Fig. 4. miR-124a and its candidate targets. (A) An evolutionarily conserved miR-124 target site is found at the 3′ UTR of Lhx2 mRNAs in different species. Seed sequences are marked in red. Homologous sites are marked by asterisks. (B) Expression of the predicted targets of miR-124a: Lhx2, Hairy2, Gli3, NeuroD1 and Otx2 were detected by whole mount in situ hybridization. Embryos were injected with 0.05 pmol miR-124a precursor molecules into one dorsal-animal blastomere at the 8-cell stage and collected at stage 13 (anterior view), stage 20 (anterior view) or stage 33 (lateral view and dorsal view). The pink arrowhead indicates the reduced expression of Lhx2 on the injected side. Scale bars: 500 μm. (C) Luciferase assays were carried out in HEK293 cells using the pCS2-Luc-3′ UTR reporters of Lhx2, Gli3, and the positive (anti-miR-124a) and negative (Pax6) controls. Luciferase activity after transfection of the miR-124a precursor (pre-124a) or control precursor (pre-control) was normalized by that of the control cells without precursor transfection. Data are expressed as the means of three independent transfections ±SD, each carried out in triplicate. Asterisks indicate where the miR-124a transfected group was significantly different from the control precursor group (P < 0.05). (D) In situ hybridization detection of miR-124a and Lhx2 expression in Xenopus embryos at stage13 (anterior view), stage 20 (anterior view) and stage 33 (transection at the eye-level).
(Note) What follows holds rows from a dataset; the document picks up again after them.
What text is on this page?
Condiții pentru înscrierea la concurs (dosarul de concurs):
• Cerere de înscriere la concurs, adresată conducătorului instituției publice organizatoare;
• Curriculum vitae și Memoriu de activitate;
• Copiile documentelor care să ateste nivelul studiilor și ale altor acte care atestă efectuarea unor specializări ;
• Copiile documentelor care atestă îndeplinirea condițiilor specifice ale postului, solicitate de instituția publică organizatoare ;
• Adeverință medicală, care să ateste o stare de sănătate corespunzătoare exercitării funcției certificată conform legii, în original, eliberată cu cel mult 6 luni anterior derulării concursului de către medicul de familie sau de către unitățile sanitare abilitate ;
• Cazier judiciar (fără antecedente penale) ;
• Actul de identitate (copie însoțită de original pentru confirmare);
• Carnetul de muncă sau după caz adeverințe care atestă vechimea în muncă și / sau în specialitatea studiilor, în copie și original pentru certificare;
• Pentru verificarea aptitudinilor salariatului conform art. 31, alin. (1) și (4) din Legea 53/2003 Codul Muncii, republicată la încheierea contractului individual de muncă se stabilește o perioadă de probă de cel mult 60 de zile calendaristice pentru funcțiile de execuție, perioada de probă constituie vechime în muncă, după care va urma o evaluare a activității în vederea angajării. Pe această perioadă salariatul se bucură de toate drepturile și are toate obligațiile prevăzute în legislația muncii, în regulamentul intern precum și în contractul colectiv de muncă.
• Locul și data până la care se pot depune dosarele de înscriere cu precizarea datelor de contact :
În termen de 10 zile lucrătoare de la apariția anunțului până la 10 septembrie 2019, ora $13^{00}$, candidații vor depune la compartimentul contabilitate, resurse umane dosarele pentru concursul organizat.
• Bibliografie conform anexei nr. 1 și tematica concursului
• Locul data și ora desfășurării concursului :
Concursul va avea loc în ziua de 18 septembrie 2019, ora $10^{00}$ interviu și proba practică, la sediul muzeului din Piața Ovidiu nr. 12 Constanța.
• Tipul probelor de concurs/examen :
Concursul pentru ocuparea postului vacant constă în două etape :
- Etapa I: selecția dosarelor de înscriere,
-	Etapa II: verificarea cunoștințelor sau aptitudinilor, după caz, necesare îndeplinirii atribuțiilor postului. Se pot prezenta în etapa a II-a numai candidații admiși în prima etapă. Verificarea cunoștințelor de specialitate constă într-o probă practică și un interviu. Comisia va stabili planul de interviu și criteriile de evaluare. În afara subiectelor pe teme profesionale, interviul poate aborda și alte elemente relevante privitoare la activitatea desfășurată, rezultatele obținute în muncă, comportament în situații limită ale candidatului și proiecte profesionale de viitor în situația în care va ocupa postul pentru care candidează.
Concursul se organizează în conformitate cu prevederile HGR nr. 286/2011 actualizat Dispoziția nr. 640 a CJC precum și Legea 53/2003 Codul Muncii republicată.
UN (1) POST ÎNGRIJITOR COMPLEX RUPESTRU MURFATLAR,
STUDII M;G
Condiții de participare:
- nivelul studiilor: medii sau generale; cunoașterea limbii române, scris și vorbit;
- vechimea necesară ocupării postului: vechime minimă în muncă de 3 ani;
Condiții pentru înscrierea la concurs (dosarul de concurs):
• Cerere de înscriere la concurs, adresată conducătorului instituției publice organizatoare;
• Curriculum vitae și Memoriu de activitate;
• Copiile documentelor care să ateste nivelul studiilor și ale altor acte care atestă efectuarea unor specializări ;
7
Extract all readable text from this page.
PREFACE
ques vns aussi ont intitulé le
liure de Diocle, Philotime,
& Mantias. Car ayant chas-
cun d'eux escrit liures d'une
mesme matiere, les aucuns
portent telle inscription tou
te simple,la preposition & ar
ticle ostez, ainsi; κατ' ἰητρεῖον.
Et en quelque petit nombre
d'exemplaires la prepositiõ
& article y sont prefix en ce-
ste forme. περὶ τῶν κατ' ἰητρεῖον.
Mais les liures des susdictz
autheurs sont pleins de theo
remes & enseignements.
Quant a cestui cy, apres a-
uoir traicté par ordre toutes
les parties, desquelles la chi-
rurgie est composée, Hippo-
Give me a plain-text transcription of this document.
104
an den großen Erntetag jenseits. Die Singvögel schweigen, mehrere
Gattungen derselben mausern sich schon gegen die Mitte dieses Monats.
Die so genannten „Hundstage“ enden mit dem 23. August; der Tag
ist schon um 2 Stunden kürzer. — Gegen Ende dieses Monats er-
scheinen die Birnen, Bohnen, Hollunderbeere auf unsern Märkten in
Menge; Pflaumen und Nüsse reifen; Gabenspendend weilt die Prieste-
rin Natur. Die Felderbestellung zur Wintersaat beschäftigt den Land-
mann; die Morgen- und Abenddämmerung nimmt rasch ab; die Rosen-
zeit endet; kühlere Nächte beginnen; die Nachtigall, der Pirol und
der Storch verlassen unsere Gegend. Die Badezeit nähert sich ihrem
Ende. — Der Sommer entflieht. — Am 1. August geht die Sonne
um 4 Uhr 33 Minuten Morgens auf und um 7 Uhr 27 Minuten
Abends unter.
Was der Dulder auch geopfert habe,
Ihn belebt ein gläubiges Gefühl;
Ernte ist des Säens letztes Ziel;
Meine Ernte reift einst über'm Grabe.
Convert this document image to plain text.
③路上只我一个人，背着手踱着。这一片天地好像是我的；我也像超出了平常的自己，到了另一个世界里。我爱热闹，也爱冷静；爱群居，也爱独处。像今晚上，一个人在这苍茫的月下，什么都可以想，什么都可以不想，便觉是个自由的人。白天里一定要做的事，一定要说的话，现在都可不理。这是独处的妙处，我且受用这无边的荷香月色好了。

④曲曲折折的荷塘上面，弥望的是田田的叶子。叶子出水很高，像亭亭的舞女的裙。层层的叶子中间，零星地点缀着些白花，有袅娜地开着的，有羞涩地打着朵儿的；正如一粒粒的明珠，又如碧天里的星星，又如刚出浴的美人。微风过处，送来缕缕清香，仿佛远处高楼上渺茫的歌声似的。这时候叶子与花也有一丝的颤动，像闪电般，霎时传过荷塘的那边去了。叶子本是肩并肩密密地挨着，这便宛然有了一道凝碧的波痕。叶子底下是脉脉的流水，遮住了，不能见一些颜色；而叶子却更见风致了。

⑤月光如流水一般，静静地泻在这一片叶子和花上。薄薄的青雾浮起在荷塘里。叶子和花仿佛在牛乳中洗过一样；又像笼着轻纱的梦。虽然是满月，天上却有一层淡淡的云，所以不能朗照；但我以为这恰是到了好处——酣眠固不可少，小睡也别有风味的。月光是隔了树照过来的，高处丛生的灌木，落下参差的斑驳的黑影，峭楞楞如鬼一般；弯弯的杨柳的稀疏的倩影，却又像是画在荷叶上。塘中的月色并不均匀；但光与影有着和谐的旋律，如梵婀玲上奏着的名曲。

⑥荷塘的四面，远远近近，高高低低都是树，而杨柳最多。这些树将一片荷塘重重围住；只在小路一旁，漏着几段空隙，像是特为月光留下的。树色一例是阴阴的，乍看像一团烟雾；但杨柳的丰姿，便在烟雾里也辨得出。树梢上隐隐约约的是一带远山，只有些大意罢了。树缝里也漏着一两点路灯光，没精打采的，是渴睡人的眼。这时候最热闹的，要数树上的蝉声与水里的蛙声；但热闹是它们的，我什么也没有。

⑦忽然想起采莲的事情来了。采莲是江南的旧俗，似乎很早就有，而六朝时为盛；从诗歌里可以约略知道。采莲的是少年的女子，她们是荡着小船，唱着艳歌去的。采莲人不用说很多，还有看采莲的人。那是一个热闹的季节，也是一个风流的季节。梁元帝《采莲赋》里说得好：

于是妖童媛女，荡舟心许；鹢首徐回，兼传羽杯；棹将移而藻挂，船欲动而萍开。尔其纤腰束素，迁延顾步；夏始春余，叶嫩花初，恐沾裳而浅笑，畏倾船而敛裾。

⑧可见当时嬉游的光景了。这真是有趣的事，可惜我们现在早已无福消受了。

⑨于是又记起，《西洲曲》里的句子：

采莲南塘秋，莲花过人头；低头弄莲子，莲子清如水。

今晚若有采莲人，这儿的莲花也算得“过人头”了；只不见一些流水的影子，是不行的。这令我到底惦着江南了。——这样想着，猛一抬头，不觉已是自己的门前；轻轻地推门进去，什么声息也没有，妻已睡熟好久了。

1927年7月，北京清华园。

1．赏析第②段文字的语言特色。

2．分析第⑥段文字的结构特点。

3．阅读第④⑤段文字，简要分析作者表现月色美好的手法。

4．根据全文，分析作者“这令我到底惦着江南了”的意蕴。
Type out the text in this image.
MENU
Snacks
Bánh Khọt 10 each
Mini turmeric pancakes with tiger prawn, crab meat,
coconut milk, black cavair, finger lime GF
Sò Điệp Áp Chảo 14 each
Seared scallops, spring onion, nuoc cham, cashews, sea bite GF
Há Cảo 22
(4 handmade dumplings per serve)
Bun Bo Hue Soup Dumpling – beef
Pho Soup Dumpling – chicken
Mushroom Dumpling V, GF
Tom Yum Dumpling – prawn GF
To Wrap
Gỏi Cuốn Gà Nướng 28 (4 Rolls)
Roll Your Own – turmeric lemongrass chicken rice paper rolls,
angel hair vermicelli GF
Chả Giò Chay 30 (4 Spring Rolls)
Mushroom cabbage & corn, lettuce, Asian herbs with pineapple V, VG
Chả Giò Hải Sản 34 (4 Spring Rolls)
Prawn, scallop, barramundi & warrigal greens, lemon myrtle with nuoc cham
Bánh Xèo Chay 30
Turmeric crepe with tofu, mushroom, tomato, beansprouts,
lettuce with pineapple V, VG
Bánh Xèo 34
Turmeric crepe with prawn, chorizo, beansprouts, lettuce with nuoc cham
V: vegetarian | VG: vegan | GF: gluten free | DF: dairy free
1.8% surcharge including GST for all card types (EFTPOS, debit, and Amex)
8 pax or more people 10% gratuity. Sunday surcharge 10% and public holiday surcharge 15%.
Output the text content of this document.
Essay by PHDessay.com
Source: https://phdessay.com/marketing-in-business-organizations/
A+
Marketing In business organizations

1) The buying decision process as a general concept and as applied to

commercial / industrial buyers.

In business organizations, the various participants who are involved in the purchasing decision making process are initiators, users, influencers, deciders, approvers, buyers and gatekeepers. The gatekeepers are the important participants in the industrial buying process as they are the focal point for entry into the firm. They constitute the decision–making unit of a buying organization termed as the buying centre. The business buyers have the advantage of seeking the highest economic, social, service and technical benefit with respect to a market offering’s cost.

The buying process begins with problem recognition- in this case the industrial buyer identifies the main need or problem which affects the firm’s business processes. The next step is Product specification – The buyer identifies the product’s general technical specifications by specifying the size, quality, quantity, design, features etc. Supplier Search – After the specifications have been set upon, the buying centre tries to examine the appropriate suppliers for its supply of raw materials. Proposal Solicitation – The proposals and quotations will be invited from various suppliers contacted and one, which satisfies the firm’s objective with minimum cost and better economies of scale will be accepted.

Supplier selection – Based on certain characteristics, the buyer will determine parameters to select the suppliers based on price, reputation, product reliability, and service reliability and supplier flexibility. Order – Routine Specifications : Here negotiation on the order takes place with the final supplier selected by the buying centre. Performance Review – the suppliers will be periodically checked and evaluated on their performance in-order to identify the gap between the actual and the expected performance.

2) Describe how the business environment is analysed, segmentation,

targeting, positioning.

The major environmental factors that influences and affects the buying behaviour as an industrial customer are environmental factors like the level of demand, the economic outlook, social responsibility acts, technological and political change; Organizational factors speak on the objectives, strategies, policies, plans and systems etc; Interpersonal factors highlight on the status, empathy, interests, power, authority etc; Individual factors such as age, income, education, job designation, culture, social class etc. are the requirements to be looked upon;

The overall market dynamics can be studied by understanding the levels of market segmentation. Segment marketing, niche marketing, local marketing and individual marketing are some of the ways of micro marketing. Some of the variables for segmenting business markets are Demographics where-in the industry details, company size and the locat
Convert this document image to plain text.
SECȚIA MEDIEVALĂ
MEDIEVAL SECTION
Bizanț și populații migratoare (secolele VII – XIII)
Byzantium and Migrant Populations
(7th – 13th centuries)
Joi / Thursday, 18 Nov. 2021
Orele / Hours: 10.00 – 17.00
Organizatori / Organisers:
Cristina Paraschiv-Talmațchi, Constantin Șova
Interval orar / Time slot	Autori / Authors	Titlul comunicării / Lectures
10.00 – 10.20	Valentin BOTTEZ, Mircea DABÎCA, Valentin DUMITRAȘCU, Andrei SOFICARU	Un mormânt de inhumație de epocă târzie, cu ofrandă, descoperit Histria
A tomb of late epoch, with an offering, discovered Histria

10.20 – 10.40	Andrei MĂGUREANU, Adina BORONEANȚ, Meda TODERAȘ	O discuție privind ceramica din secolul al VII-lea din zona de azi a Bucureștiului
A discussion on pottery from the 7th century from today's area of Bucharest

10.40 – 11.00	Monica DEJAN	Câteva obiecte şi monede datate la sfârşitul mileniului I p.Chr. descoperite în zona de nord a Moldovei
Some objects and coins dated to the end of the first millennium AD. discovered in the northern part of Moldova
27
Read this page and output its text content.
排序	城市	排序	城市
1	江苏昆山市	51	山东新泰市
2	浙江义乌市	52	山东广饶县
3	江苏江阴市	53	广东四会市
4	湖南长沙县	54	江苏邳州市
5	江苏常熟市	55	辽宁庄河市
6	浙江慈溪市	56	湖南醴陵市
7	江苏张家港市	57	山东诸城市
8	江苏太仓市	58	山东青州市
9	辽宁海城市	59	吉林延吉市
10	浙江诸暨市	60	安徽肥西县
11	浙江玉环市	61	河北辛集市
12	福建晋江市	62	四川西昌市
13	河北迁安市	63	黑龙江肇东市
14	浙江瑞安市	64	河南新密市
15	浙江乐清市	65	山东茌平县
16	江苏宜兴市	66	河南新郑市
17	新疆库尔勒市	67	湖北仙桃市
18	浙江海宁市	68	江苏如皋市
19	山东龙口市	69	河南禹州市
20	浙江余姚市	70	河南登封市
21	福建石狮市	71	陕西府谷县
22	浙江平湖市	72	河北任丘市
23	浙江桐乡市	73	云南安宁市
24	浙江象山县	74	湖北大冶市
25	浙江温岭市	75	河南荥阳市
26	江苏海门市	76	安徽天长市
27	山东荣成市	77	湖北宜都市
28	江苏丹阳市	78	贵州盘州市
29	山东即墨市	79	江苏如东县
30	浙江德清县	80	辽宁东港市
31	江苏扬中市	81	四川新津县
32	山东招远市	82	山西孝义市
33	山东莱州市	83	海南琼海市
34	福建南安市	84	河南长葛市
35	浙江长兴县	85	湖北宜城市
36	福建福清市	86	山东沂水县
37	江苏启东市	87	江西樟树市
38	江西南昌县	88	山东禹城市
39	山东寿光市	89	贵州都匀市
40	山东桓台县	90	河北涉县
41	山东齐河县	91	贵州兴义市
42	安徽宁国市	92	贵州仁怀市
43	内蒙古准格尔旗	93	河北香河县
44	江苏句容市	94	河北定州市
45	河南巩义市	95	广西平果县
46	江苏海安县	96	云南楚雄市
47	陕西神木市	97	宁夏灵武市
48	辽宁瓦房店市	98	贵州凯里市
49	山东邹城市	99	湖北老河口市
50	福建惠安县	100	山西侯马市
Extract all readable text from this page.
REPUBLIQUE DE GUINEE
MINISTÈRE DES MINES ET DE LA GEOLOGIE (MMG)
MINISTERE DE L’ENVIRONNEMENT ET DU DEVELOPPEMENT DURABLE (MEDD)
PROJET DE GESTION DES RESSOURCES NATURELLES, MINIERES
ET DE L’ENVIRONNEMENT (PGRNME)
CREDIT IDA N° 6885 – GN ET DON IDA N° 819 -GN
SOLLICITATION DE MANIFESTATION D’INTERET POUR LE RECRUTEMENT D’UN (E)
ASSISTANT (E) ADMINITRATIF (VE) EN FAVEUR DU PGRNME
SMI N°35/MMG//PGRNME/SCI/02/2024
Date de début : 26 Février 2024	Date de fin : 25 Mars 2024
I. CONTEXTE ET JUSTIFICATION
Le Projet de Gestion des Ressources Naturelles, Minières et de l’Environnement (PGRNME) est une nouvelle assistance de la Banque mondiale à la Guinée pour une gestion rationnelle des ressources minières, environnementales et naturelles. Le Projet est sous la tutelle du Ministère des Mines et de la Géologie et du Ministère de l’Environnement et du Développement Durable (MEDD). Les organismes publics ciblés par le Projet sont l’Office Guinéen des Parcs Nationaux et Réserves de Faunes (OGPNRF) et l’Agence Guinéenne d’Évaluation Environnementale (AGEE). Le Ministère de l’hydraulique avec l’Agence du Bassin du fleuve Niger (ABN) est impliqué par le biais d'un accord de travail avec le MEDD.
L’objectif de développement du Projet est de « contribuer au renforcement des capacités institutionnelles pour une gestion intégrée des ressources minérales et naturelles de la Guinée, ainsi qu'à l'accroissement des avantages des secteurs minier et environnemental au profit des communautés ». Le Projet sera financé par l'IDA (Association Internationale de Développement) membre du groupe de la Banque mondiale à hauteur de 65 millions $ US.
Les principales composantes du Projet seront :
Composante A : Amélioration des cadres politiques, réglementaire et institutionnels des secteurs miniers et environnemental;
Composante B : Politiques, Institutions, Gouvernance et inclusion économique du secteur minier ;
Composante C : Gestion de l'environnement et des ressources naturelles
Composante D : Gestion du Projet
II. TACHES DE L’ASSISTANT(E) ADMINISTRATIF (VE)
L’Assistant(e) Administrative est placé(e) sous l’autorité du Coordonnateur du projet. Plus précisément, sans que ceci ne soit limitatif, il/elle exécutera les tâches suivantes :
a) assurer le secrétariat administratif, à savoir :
Scale bars: 300 μm (stage 13, stage 20); 100 μm (stage 33).
Fig. 5. miR-124a overexpression inhibits cell proliferation during retinogenesis. miR-124a or control miRNA precursor (0.025 pmol) was co-injected with GFP mRNA into one dorsal-animal blastomere of a Xenopus embryo at the 8-cell stage, and cell proliferation was detected by BrdU incorporation. (A and B) Transversal section of a stage 33 embryo at the level of the eye showing that the number of proliferating cells (BrdU-positive, red) on the miR-124a overexpressed side (miR-124a) was much lower than that on the control side (C). All cell nuclei were counterstained with Hoechst 33258 (blue). Scale bar: 100 μm. (C) The ratio of proliferating retinal cells (BrdU-positive/Hoechst-labeled cells) in either the injected side (inj) or the control side (C) of embryos injected with miR-124a (pre-miR-124a) or control (pre-control) precursors. Data are expressed as means ± SE from twelve sections of four embryos. A significant difference (**P < 0.01 by one-way ANOVA followed by Duncan’s test) between the mean ratios between the injected and control sides was only detected for pre-miR-124a injected embryos.